Business Sandesh Indian Newspaper | Articles | Opinion Pieces | Research Studies | Findings & News | Sandesh News
Trust Wallet, the Binance-owned non-custodial cryptocurrency wallet, has initiated a formal compensation process following a security incident in its Chrome browser extension that resulted in approximately **$7 million** in user losses. The breach, discovered on December 25, 2025, affected only **version 2.68** of the extension, where malicious code—inserted via a leaked Chrome Web Store API key—harvested users’ seed phrases, enabling rapid wallet drains across chains like Bitcoin, Ethereum, and Solana.
Incident Details
Attackers published the compromised update on December 24, bypassing internal checks. The code, disguised within a modified analytics library, captured decrypted seed phrases when users imported or unlocked wallets. Mobile app users and other extension versions remained unaffected.

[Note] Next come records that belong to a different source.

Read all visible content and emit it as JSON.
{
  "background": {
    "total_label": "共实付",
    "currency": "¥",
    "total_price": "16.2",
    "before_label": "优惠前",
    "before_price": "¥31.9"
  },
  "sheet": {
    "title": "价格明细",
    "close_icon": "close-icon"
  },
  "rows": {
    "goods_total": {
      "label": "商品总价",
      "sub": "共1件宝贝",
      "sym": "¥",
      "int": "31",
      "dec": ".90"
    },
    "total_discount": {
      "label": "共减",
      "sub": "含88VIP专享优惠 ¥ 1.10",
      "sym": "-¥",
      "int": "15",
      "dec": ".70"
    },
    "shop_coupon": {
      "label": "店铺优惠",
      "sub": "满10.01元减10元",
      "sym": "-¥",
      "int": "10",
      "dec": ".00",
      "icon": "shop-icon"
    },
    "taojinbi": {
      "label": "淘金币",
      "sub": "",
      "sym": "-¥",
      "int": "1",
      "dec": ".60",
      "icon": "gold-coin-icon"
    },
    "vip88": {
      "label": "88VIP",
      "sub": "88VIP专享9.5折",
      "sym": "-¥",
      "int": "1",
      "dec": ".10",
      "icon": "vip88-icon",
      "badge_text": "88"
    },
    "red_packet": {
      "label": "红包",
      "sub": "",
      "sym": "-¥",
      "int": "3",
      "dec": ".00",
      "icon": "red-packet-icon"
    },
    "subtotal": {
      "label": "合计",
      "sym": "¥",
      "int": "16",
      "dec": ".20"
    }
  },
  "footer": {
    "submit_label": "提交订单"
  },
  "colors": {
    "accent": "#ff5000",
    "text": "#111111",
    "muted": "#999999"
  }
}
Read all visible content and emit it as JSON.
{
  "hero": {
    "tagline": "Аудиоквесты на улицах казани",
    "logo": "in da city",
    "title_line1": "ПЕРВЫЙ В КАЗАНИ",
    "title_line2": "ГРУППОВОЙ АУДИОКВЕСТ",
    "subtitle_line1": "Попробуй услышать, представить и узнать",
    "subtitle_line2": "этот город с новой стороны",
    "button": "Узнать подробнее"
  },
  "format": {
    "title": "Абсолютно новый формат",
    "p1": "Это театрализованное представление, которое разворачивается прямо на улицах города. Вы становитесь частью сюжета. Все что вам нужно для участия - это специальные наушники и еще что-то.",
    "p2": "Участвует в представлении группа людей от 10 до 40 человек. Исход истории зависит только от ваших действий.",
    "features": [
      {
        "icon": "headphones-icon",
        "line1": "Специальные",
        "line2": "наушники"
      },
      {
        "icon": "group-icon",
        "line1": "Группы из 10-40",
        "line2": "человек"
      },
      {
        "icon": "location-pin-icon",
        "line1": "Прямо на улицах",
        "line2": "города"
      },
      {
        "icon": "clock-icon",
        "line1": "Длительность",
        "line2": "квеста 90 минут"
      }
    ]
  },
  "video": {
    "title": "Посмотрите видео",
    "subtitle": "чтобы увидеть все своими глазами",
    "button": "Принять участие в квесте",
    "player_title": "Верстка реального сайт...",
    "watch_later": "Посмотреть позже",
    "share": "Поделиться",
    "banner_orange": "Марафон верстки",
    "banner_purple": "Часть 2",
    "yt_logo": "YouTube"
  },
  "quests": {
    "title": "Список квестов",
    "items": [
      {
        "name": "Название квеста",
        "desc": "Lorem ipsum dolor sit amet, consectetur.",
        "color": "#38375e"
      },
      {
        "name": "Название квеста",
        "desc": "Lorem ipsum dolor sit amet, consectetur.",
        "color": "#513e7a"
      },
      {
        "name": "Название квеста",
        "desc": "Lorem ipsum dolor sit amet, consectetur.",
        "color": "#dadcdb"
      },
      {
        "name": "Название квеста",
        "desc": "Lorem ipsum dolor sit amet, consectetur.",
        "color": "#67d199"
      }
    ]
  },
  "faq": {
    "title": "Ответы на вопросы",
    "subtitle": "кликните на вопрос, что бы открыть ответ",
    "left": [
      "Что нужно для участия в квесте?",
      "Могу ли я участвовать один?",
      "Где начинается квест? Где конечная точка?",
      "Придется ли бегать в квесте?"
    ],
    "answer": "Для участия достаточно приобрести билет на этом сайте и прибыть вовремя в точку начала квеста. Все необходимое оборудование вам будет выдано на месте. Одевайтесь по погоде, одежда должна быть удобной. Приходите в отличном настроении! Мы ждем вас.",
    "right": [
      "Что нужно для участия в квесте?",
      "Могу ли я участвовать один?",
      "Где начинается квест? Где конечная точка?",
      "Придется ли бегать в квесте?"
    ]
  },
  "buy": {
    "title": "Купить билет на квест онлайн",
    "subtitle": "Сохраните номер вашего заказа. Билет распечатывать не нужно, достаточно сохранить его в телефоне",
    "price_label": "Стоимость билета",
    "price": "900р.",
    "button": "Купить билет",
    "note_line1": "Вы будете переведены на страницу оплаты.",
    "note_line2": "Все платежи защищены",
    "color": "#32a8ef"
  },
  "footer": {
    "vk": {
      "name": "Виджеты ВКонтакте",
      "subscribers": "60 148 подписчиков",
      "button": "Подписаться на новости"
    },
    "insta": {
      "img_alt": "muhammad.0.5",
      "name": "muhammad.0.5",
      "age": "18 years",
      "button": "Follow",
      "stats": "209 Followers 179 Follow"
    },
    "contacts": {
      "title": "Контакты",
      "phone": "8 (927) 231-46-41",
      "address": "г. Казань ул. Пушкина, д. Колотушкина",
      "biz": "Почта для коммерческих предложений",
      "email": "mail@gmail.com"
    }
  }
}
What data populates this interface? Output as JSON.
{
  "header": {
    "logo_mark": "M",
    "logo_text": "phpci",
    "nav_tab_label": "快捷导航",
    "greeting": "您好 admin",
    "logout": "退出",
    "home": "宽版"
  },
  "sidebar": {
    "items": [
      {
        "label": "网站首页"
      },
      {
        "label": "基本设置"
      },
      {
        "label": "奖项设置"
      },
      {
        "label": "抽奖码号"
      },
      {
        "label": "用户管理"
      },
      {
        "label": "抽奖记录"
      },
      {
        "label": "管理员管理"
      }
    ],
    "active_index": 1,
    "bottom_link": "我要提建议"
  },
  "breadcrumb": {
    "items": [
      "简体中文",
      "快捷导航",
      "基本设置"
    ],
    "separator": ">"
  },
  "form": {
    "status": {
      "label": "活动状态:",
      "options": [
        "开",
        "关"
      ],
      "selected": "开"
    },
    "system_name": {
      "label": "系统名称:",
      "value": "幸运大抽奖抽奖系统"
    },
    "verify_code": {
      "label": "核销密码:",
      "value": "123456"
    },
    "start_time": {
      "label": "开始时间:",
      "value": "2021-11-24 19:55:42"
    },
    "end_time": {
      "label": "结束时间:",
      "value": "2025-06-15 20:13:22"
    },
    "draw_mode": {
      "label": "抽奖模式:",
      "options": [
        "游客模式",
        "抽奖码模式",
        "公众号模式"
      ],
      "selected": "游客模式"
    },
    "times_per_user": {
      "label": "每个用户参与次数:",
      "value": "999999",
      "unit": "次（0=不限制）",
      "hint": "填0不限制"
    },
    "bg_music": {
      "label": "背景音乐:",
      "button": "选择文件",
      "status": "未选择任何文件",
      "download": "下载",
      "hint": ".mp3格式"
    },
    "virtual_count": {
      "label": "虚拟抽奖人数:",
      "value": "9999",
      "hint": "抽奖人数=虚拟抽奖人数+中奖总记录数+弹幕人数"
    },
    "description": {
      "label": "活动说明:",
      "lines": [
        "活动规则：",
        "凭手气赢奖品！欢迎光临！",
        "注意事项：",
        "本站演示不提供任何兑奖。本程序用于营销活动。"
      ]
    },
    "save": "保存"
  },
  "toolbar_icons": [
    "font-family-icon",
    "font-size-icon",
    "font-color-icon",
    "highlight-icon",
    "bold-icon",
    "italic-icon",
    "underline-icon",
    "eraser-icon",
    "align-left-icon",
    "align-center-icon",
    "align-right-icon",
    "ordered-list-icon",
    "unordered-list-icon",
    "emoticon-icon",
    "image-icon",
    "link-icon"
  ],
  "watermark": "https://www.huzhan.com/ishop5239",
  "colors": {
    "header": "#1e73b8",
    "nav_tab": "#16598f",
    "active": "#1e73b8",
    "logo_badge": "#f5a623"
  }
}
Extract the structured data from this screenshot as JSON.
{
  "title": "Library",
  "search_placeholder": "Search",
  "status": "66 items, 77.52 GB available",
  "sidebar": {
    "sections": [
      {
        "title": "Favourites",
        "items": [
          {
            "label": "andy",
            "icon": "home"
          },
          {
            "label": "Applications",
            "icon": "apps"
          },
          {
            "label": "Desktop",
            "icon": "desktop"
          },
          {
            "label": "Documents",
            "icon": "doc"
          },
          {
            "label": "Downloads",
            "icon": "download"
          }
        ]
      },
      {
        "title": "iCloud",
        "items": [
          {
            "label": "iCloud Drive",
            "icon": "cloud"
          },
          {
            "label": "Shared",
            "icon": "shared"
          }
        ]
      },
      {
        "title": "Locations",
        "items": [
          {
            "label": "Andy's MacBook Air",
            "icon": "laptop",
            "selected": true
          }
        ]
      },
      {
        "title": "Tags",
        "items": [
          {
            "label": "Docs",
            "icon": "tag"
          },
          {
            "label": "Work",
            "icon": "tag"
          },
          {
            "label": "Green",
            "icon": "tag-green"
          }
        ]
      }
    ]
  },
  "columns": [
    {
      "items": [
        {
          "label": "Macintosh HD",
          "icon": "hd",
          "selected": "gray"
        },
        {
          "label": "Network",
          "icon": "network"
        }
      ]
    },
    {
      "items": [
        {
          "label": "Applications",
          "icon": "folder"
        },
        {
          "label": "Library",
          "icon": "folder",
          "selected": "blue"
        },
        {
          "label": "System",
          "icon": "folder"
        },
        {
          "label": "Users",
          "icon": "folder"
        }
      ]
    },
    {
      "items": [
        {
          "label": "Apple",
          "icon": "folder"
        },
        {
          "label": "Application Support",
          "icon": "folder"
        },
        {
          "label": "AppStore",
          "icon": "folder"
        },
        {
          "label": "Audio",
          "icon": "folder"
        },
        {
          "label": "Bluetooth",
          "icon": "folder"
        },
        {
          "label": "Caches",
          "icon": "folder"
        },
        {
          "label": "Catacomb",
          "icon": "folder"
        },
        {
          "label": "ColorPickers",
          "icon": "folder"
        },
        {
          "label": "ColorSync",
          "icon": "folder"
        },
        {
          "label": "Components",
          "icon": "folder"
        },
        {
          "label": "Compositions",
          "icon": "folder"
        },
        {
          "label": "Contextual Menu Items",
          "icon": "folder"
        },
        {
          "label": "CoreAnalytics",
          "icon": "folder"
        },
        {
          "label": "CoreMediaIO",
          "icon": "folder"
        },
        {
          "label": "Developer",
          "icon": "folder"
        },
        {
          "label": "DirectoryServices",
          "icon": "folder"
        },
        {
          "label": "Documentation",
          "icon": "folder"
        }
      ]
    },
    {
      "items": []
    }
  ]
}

On-chain trackers like ZachXBT and PeckShield reported hundreds of victims, with over $4 million laundered through exchanges and ~$2.8 million still in attacker wallets.
Trust Wallet’s Response
The team quickly released patched version 2.69 and urged users to disable/update the extension. Binance founder Changpeng Zhao confirmed full reimbursement, stating “user funds are SAFU.” Affected users can submit verified claims via the official support portal, providing wallet details and transaction hashes for review.
User Protection Steps
– Update to version 2.69 immediately.
– If you imported a seed phrase in v2.68, transfer assets to a new wallet (seed considered compromised).
– Avoid fake compensation scams; use only official channels.
This swift accountability reinforces trust in Trust Wallet amid browser extension risks. The incident underscores the need for vigilance in software updates and preference for hardware/mobile wallets for larger holdings.